Cosa c’è scritto nel contratto di cooperazione che lega il Carroccio a Russia Unita?
«Suddiviso in dieci punti, ha una durata di 5 anni. Prevede forme di cooperazione nella lotta al terrorismo e all’immigrazione clandestina, oltre che sul piano economico e commerciale. Non scordiamoci che le sanzioni contro Mosca sono costate care all’Italia: dal 2014 l’export verso la Russia ha perso più di 10 miliardi».
Il contratto impone al governo giallo-verde di opporsi al rinnovo delle sanzioni in occasione del prossimo consiglio europeo?
«Assolutamente no, il governo qui non c’entra niente. L’accordo si limita a favorire la collaborazione tra i due partiti in seno ad alcuni organismi internazionali, come l’Ocse, per il raggiungimento di obbiettivi utili a entrambi i Paesi».
Preoccupa il passaggio in cui si parla di un ampio scambio informativo tra i contraenti, considerato che il ministro dell’Interno avrà accesso a informazioni top secret.
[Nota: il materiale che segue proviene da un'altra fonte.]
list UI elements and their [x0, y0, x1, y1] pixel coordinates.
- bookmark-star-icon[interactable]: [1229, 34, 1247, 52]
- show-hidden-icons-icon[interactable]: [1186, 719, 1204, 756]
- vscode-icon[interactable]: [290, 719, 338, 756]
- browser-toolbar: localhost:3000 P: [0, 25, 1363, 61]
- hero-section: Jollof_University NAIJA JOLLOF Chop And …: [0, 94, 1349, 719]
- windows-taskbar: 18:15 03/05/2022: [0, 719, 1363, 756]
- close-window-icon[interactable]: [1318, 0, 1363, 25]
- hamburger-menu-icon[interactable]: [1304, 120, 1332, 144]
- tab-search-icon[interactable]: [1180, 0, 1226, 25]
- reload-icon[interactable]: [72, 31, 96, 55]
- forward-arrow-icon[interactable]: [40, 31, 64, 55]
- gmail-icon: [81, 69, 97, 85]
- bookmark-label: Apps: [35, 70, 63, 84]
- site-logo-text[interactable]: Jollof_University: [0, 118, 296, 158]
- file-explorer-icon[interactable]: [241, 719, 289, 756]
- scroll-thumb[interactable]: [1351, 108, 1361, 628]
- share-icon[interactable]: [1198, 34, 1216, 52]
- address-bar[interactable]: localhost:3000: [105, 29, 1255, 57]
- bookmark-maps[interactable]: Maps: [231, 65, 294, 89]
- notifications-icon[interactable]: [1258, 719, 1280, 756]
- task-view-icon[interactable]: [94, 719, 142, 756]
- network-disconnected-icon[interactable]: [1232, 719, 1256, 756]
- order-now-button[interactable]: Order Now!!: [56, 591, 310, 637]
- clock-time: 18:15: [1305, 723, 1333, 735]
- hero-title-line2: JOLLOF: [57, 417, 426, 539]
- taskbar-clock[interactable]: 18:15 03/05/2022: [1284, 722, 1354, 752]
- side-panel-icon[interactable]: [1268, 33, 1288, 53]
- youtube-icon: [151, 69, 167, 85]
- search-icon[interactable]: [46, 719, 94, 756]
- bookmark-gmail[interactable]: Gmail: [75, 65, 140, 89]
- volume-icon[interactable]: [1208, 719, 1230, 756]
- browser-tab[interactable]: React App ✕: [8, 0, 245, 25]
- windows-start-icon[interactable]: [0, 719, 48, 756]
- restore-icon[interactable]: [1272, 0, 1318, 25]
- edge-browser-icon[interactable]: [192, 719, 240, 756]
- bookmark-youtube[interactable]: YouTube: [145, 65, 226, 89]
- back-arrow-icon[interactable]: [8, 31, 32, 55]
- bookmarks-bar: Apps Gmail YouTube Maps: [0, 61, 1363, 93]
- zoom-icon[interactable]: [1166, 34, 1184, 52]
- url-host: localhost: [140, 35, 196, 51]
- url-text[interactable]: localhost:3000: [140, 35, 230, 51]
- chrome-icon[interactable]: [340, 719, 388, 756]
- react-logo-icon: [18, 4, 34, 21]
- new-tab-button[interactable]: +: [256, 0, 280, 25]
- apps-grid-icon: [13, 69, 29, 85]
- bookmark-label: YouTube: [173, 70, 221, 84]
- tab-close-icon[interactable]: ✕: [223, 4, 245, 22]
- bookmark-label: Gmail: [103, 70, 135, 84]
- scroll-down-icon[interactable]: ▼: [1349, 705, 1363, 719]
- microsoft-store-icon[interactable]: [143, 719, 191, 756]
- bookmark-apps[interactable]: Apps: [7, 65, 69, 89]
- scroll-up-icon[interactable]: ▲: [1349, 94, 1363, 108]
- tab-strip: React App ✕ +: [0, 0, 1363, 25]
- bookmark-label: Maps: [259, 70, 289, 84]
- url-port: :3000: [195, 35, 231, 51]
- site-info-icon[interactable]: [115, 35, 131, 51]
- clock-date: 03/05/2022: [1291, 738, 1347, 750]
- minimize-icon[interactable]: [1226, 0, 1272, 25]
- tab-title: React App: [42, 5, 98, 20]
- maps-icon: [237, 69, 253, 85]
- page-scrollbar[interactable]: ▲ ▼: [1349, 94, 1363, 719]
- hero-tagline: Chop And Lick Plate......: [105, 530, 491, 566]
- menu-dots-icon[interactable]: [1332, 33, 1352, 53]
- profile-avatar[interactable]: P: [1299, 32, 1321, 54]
«Oggi Putin si batte in prima linea per stabilizzare i paesi del Medio Oriente e del Nord Africa. Per essere protagonisti nello scacchiere geopolitico del Mediterraneo è indispensabile in questa fase avere un rapporto privilegiato con Mosca. Anche altri partiti europei hanno sottoscritto contratti simili con Russia Unita. Il Partito della Libertà di Strache, attuale vicepremier austriaco, ha fatto lo stesso nel 2016. La verità è che il vento sta cambiando».
In che direzione?
«L’Europa punta a rilanciare la cooperazione con Mosca, come trapelato anche dal recente discorso di Macron al Forum economico di San Pietroburgo».
Quando tornerà a Mosca?
«Il 15 luglio sono stato invitato al Luzhniki Stadium per assistere alla finale dei Mondiali».